The refpop/ repository contains three main folders that are central to the tasks and analyses performed by the refpop/ R scripts:

  • src/: Houses the R scripts

  • data/: Contains the data sourced, processed and analyzed by the R scripts. Note that some processed data, such as the clean phenotype dataset for example, are written and stored in this folder

  • results/: Stores the results generated by the R script tasks and analyses

    Furthermore, the R scripts in src/ are distributed accross several subfolders: refpop_data_structure_analysis/, refpop_data_treatment_and_analysis/, refpop_gem_interaction_analysis/ and refpop_predictive_modeling_and_analysis/. These folders are organized according to the specific tasks and analyses performed by the user, such as general data treatment and analyses like outlier identification and removal, spatial heterogeneity correction, and adjusted ls-means, as well as more specialized tasks like genomic prediction modeling and analysis, etc.

  • 🧩 Interdependencies of scripts for analyses

    Most scripts rely on the preprocessed data generated by the scripts in refpop_data_treatment_and_analysis/. Therefore, it is strongly recommended to execute the data treatment steps first before proceeding with any further analyses. Otherwise, there are no interdependencies between the R scripts.

  • πŸ“œ Details of scripts analyses

    The analyses performed by the different R scripts in the subfolders of src/ are described as follows:

    • refpop_data_treatment_and_analysis/

      • refpop_0_phenotype_outlier_detection_per_env.R: This script conducts outlier detection for phenotypes using two methods.
        The first method employs robust multivariate outlier detection, which considers the covariance structure among phenotypic measurements of traits. This method utilizes the Mahalanobis distance (MD) with the minimum covariance determinant (MCD) estimator to mitigate contamination points (i.e., outliers) during the detection process. Given that MD can be sensitive to the curse of dimensionality - resulting in diminished outlier detection accuracy with an increasing number of variables - a principal component analysis (PCA) is performed beforehand to reduce dimensionality.
        The second approach is a knowledge-based rule univariate method that applies specific criteria according to the refpop phenotyping protocol:

        • An outlier is identified if the sample size exceeds 20
        • An outlier is identified if the sample size exceeds the total number of fruits per tree (at harvest date)

      • refpop_1_spat_hetero_correct_per_env_trait_and_h2_estim.R: For each trait, this script applies spatial heterogeneity correction to the cleaned phenotype dataset and computes the distributions of heritability values, which are derived from estimates in each environment, both before and after the correction. It also calculates the distributions of heritabilities by management type before and after the correction. The spatial heterogeneity correction is carried out using the spatial analysis of field trials with splines (SpATS). Additionally, this script identifies environments with low heritability using the median absolute deviation (MAD) as a unilateral test and excludes them for further analysis and computations, such as adjusted least squares means (ls-means) of phenotypes or the computed heritability using pooled data from all environments.

      • refpop_2_adjusted_lsmeans_phenotype.R: This script computes the adjusted phenotypic ls-means for each genotype across environments, using the adjusted phenotypes obtained from spatial heterogeneity correction in each environment.
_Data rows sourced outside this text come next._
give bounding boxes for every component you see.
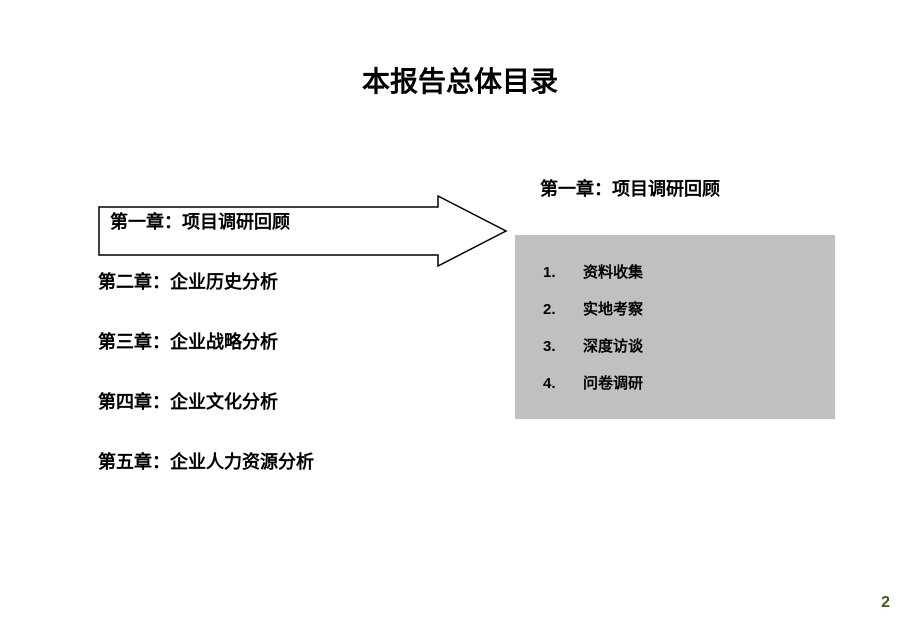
detail-item-3: 深度访谈 [543, 327, 807, 364]
detail-box: 资料收集 实地考察 深度访谈 问卷调研 [515, 235, 835, 419]
page-title: 本报告总体目录 [0, 60, 920, 100]
chapter-1-in-arrow: 第一章：项目调研回顾 [110, 208, 290, 234]
detail-item-2: 实地考察 [543, 290, 807, 327]
detail-item-1: 资料收集 [543, 253, 807, 290]
chapter-4: 第四章：企业文化分析 [98, 388, 314, 414]
detail-title: 第一章：项目调研回顾 [540, 175, 720, 201]
chapter-list: 第二章：企业历史分析 第三章：企业战略分析 第四章：企业文化分析 第五章：企业人… [98, 268, 314, 508]
page-number: 2 [881, 594, 890, 612]
chapter-5: 第五章：企业人力资源分析 [98, 448, 314, 474]
detail-item-4: 问卷调研 [543, 364, 807, 401]
chapter-3: 第三章：企业战略分析 [98, 328, 314, 354]
detail-list: 资料收集 实地考察 深度访谈 问卷调研 [543, 253, 807, 401]
chapter-2: 第二章：企业历史分析 [98, 268, 314, 294]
The least-squares means (ls-means) are computed after fitting a multiple linear regression model that includes genotype and environment effects as covariates, along with the overall mean.
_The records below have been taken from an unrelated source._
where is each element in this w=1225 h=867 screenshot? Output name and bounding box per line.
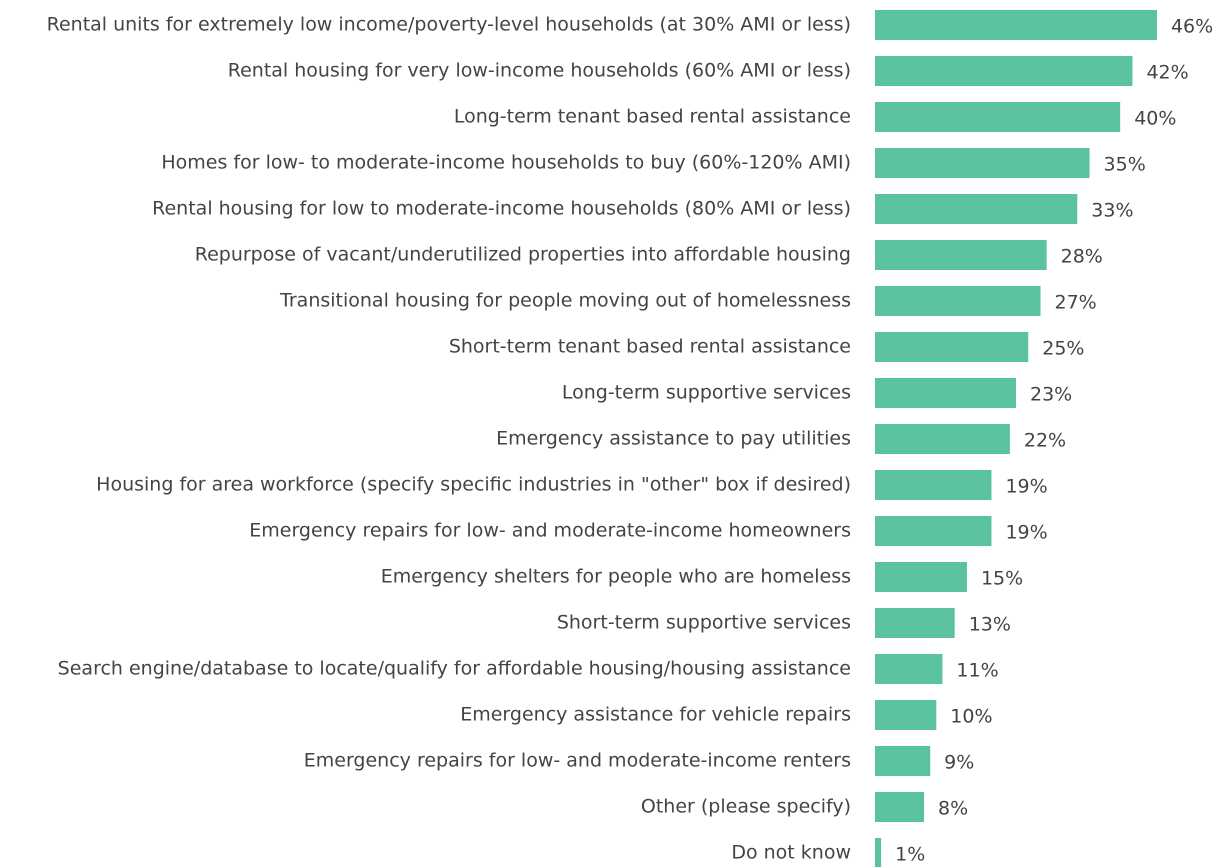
value-label: 1% — [895, 844, 925, 866]
value-label: 25% — [1042, 338, 1084, 360]
value-label: 22% — [1024, 430, 1066, 452]
category-label: Emergency shelters for people who are ho… — [381, 566, 851, 588]
value-label: 27% — [1055, 292, 1097, 314]
value-label: 13% — [969, 614, 1011, 636]
category-label: Short-term tenant based rental assistanc… — [449, 336, 851, 358]
category-label: Long-term supportive services — [562, 382, 851, 404]
bar — [875, 700, 937, 730]
value-label: 28% — [1061, 246, 1103, 268]
category-label: Rental units for extremely low income/po… — [47, 14, 851, 36]
bar — [875, 516, 992, 546]
value-label: 15% — [981, 568, 1023, 590]
category-label: Transitional housing for people moving o… — [279, 290, 851, 312]
value-label: 42% — [1146, 62, 1188, 84]
value-label: 40% — [1134, 108, 1176, 130]
bar — [875, 562, 967, 592]
value-label: 35% — [1104, 154, 1146, 176]
category-label: Long-term tenant based rental assistance — [454, 106, 851, 128]
category-label: Other (please specify) — [641, 796, 851, 818]
category-label: Short-term supportive services — [557, 612, 851, 634]
value-label: 23% — [1030, 384, 1072, 406]
bar — [875, 378, 1016, 408]
value-label: 9% — [944, 752, 974, 774]
category-label: Emergency repairs for low- and moderate-… — [304, 750, 851, 772]
value-label: 46% — [1171, 16, 1213, 38]
bar — [875, 424, 1010, 454]
value-label: 10% — [950, 706, 992, 728]
category-label: Homes for low- to moderate-income househ… — [161, 152, 851, 174]
bar — [875, 10, 1157, 40]
category-label: Emergency repairs for low- and moderate-… — [249, 520, 851, 542]
bar — [875, 194, 1078, 224]
bar — [875, 102, 1121, 132]
value-label: 11% — [956, 660, 998, 682]
bar — [875, 654, 943, 684]
category-label: Housing for area workforce (specify spec… — [96, 474, 851, 496]
bar — [875, 792, 925, 822]
bar — [875, 240, 1047, 270]
value-label: 8% — [938, 798, 968, 820]
bar — [875, 286, 1041, 316]
bar — [875, 608, 955, 638]
value-label: 19% — [1005, 522, 1047, 544]
category-label: Rental housing for very low-income house… — [228, 60, 851, 82]
bar — [875, 56, 1133, 86]
category-label: Repurpose of vacant/underutilized proper… — [195, 244, 851, 266]
bar — [875, 332, 1029, 362]
bar — [875, 470, 992, 500]
category-label: Emergency assistance for vehicle repairs — [460, 704, 851, 726]
category-label: Emergency assistance to pay utilities — [496, 428, 851, 450]
bar — [875, 838, 882, 867]
category-label: Search engine/database to locate/qualify… — [58, 658, 851, 680]
value-label: 19% — [1005, 476, 1047, 498]
category-label: Do not know — [731, 842, 851, 864]
bar — [875, 746, 931, 776]
bar — [875, 148, 1090, 178]
category-label: Rental housing for low to moderate-incom… — [152, 198, 851, 220]
value-label: 33% — [1091, 200, 1133, 222]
      Note that the R script in this subfolder are prefixed with refpop_0, refpop_1, and refpop_2, indicating their sequential execution order.
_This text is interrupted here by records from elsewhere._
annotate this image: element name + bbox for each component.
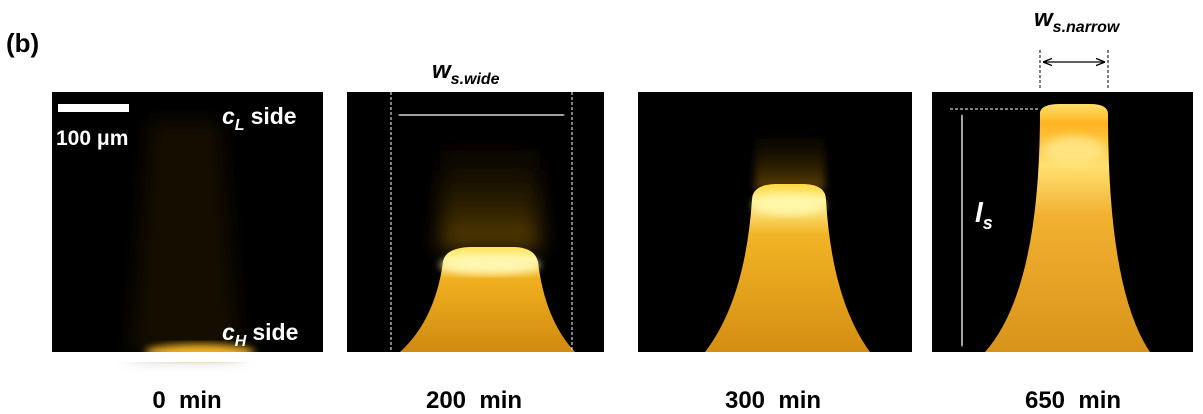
image-panel: ls	[932, 92, 1193, 352]
side-label: cL side	[222, 103, 297, 134]
length-label: ls	[975, 197, 993, 233]
width-label: ws.narrow	[1034, 5, 1121, 36]
scale-label: 100 μm	[56, 127, 128, 150]
width-label: ws.wide	[432, 57, 500, 88]
time-label: 650 min	[1025, 387, 1121, 414]
image-panel	[638, 92, 912, 352]
time-label: 300 min	[725, 387, 821, 414]
panel-label: (b)	[6, 28, 39, 58]
time-label: 200 min	[426, 387, 522, 414]
time-label: 0 min	[152, 387, 221, 414]
image-panel: ws.wide	[347, 57, 604, 352]
scale-bar	[58, 104, 129, 112]
image-panel: 100 μm cL side cH side	[52, 92, 323, 362]
side-label: cH side	[222, 319, 298, 350]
    • refpop_data_structure_analysis/

      • refpop_genomic_data_structure_analysis.R: This script performs structure analyses for the refpop genomic data using both uniform manifold approximation and projection (UMAP) and principal component analysis (PCA).
      • refpop_pedigree_and_phenotype_data_structure_analysis.R: This script performs structure analyses for the refpop pedigree data, phenotype data, and their combination, using both uniform manifold approximation and projection (UMAP) and principal component analysis (PCA).

    • refpop_predictive_modeling_and_analysis/

      • refpop_genomic_prediction_and_analysis_trait.R: This script evaluates, for a defined trait, the distributions of genomic prediction accuracies associated to several prediction methods, for the adjusted phenotypic ls-means. These distributions are evaluated using K-folds cross-validation, for n shuffling scenarios of the refpop population, and using the pearson correlation as a measure of accuracy between the predicted and observed adjusted phenotypic ls-means. The implemented prediction methods are random forest (RF), support vector regression (SVR), reproducing kernel hilbert space regression (RKHS), genomic blup (GBLUP) and least absolute shrinkage and selection operator (LASSO).

    • refpop_gem_interaction_analysis/

      • script_1.R:
      • script_2.R:
      • ..........:

πŸ’» Instructions

Download the refpop repository in the current user's directory on a computing cluster or personal computer using one of the following commands :

  • git clone [email protected]:ljacquin/refpop.git

    or
  • git clone https://github.com/ljacquin/refpop.git

⚠️ Make sure git is installed beforehand; if not, install it with sudo apt install git.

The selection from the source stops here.